AhR, ARNT, and CYP1A1 mRNA quantitation in cultured human embryonic palates exposed to TCDD and comparison with mouse palate in vivo and in culture.

2,3,7,8-Tetrachlorodibenzo-p-dioxin (TCDD) is developmentally toxic in many species and induces cleft palate in the C57BL/6N mouse embryo. Palatogenesis in mouse and human embryos involves homologous processes at the morphological, cellular, and molecular levels. In organ culture, mouse and human palates respond similarly to TCDD. The present study quantitates the expression of AhR, ARNT, and CYP1A1 mRNA in human embryonic palates in organ culture. Palatal tissues were exposed to 1 x 10(-10), 1 x 10(-9), or 1 x 10(-8) M TCDD or control medium and sampled at 0, 2, 4, and 6 hours for quantitative RT-PCR using a synthetic RNA internal standard. Similar measurements of CYP1A1 gene expression were collected for mouse palates cultured in this model. In human palates, AhR expression correlated with ARNT and CYP1A1 mRNA expression. TCDD induction of CYP1A1 was time- and concentration-dependent.
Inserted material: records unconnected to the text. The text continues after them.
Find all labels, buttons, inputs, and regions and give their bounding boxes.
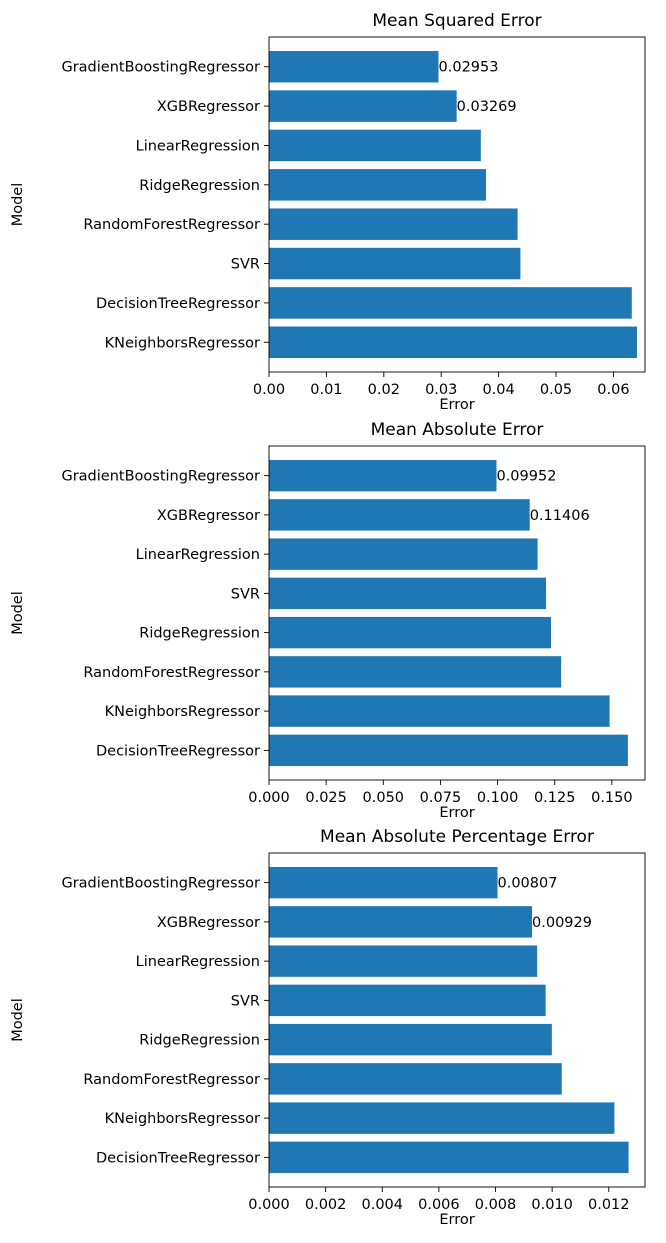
y-tick-label: RidgeRegression [139,1033,260,1049]
y-axis-label: Model [10,591,26,635]
y-tick-label: DecisionTreeRegressor [96,1150,260,1166]
x-tick-label: 0.04 [482,382,514,398]
y-tick-label: SVR [231,586,260,602]
bar [269,129,481,162]
mape-chart: Mean Absolute Percentage Error GradientBo… [10,827,646,1228]
axes-frame [268,445,646,781]
axes-frame [268,36,646,373]
x-axis-label: Error [439,1212,474,1228]
chart-title: Mean Squared Error [372,11,541,31]
x-axis-label: Error [439,805,474,821]
x-tick-label: 0.125 [534,790,576,806]
x-tick-label: 0.008 [475,1197,517,1213]
bar [269,656,562,688]
bar [269,90,457,122]
y-tick-label: DecisionTreeRegressor [96,296,260,312]
y-tick-label: RidgeRegression [139,626,260,642]
bar [269,287,632,319]
y-tick-label: RandomForestRegressor [83,217,260,233]
bar [269,734,628,767]
data-label: 0.00929 [532,915,592,931]
x-tick-label: 0.02 [368,382,400,398]
chart-title: Mean Absolute Error [371,420,544,440]
bar [269,616,552,649]
x-tick-label: 0.000 [248,790,290,806]
x-tick-label: 0.012 [588,1197,630,1213]
bar [269,1102,615,1134]
bar [269,538,538,570]
bar [269,577,547,610]
y-tick-label: XGBRegressor [157,915,260,931]
x-tick-label: 0.06 [597,382,629,398]
y-tick-label: GradientBoostingRegressor [61,469,260,485]
bar [269,1023,552,1056]
y-tick-label: RandomForestRegressor [83,1072,260,1088]
bar [269,1141,629,1174]
y-tick-label: RidgeRegression [139,178,260,194]
bar [269,945,538,977]
bar [269,984,546,1017]
y-tick-label: XGBRegressor [157,99,260,115]
x-tick-label: 0.010 [531,1197,573,1213]
mae-chart: Mean Absolute Error GradientBoostingRegre… [10,420,646,821]
y-tick-label: KNeighborsRegressor [105,704,260,720]
y-tick-label: GradientBoostingRegressor [61,60,260,76]
y-tick-label: RandomForestRegressor [83,665,260,681]
y-tick-label: KNeighborsRegressor [105,335,260,351]
x-tick-label: 0.150 [591,790,633,806]
x-tick-label: 0.004 [361,1197,403,1213]
bar [269,695,610,727]
bar [269,459,497,492]
y-tick-label: DecisionTreeRegressor [96,743,260,759]
mse-chart: Mean Squared Error GradientBoostingRegres… [10,11,646,413]
x-tick-label: 0.050 [363,790,405,806]
y-tick-label: XGBRegressor [157,508,260,524]
bar [269,50,439,83]
y-tick-label: LinearRegression [136,954,260,970]
bar [269,499,530,531]
x-tick-label: 0.01 [310,382,342,398]
y-tick-label: GradientBoostingRegressor [61,876,260,892]
x-axis-label: Error [439,397,474,413]
bar [269,866,498,899]
bar [269,208,518,240]
y-tick-label: SVR [231,257,260,273]
x-tick-label: 0.100 [477,790,519,806]
x-tick-label: 0.000 [248,1197,290,1213]
bar [269,247,521,280]
x-tick-label: 0.05 [540,382,572,398]
data-label: 0.02953 [439,60,499,76]
x-tick-label: 0.03 [425,382,457,398]
y-tick-label: SVR [231,993,260,1009]
y-axis-label: Model [10,183,26,227]
data-label: 0.03269 [457,99,517,115]
chart-title: Mean Absolute Percentage Error [320,827,594,847]
y-tick-label: KNeighborsRegressor [105,1111,260,1127]
x-tick-label: 0.00 [253,382,285,398]
bar [269,1063,562,1095]
axes-frame [268,852,646,1188]
y-tick-label: LinearRegression [136,138,260,154]
data-label: 0.00807 [497,876,557,892]
y-tick-label: LinearRegression [136,547,260,563]
y-axis-label: Model [10,998,26,1042]
bar [269,326,637,359]
bar [269,906,533,938]
bar [269,169,486,201]
data-label: 0.11406 [530,508,590,524]
data-label: 0.09952 [496,469,556,485]
x-tick-label: 0.025 [305,790,347,806]
x-tick-label: 0.006 [418,1197,460,1213]
x-tick-label: 0.075 [420,790,462,806]
x-tick-label: 0.002 [305,1197,347,1213]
The expression of these genes presented a uniform and continuous distribution across the group of embryos, with no subset of either high or low expressors/responders. The ratio of AhR to ARNT was approximately 4:1. AhR mRNA increased during the culture period in both treated and control subjects; however, ARNT expression was relatively constant. TCDD did not alter either AhR or ARNT expression in a consistent dose- or time-related manner. Comparison of human and mouse data showed a high correlation across species for the induction of CYP1A1. Human embryos expressed approximately 350 times less AhR mRNA than the mouse, and in earlier studies it was shown that human palates required 200 times more TCDD to produce the same effects. When the morphological, cellular, and molecular responses to TCDD between mouse and human are compared, it seems highly unlikely that human embryos could be exposed to sufficient TCDD to achieve changes in palatal differentiation that would lead to cleft palate.